# Precalculus - Sinusoids



## Sandstone-Shadow (Feb 16, 2009)

Is anyone here currently taking precalc/has taken precalc that understands sinusoids? I'm really not understanding them, particularly with writing equations from word problems. And what exactly are the phase shift and vertical translation? Those are confusing me too. Can anyone help?


----------



## Tailsy (Feb 16, 2009)

I dunno what those are, but In America they seem to like using confusing names for things... do you have an example? I miiight be able to help (but I'm maths-retarded so).


----------



## Sandstone-Shadow (Feb 16, 2009)

Well, this is one of the questions...


> A ferris wheel 50 feet in diameter makes one revolution every 40 seconds. If the center of the wheel is 30 feet above the ground, how long after reaching the low point is a rider 50 feet above the ground?


And the equation is supposed to be written in the form y=a sin(b(x-h)) + k or y=a cos(b(x-h)) + k.

How would you write the equation for that problem?


----------



## Tarvos (Feb 16, 2009)

Draw the ferris wheel. Some of these numbers mean amplitude,frequency, and displacement. I'm gonna leave it up to you to figure out which is which because else I'm handing you the question on a silver platter, which I definitely can do, but won't. 

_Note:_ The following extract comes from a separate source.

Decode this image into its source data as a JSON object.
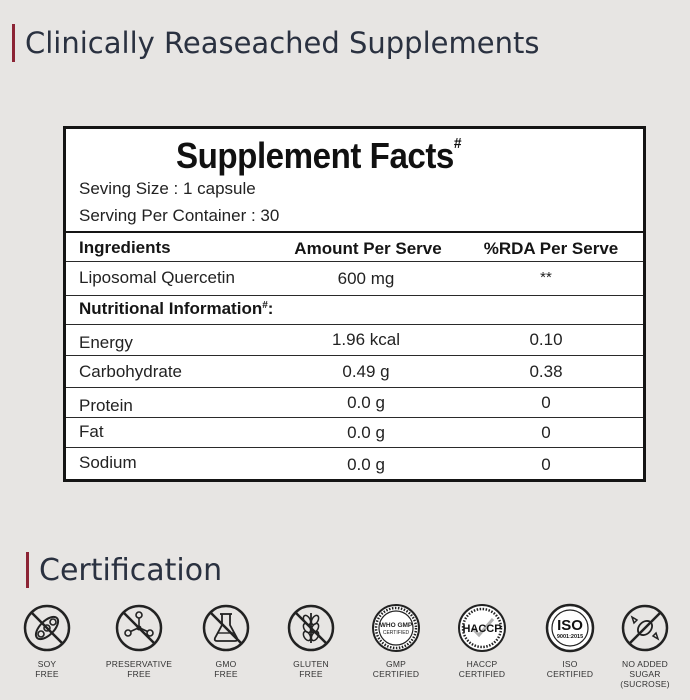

It's important with a sinusoid function that you realise that the rotation of the ferris wheel is a periodical function: basically, every x amount of time you have the same sine graph. Basically, you are expressing the point a rider is at as a function of time. So, after t seconds a rider will be at position x. Because it's periodical, it will always be within a certain range. If you read the question carefully, you can determine what the max and min height is the rider can reach. You also know the stable equilibrium point. The amount of time the ferris wheel needs to make one revolution (i.e. the time it takes for the sine graph to repeat itself) is also known. You can work from there, figure out what the equation is supposed to be (use the right dimensions!) and once you know the equation, you can fill in the numbers and do the arithmetic.


----------



## Sandstone-Shadow (Feb 18, 2009)

Ah, okay, that helps. ^^ We went over a bunch of problems in class, and that really helped, too. =D Thanks!


----------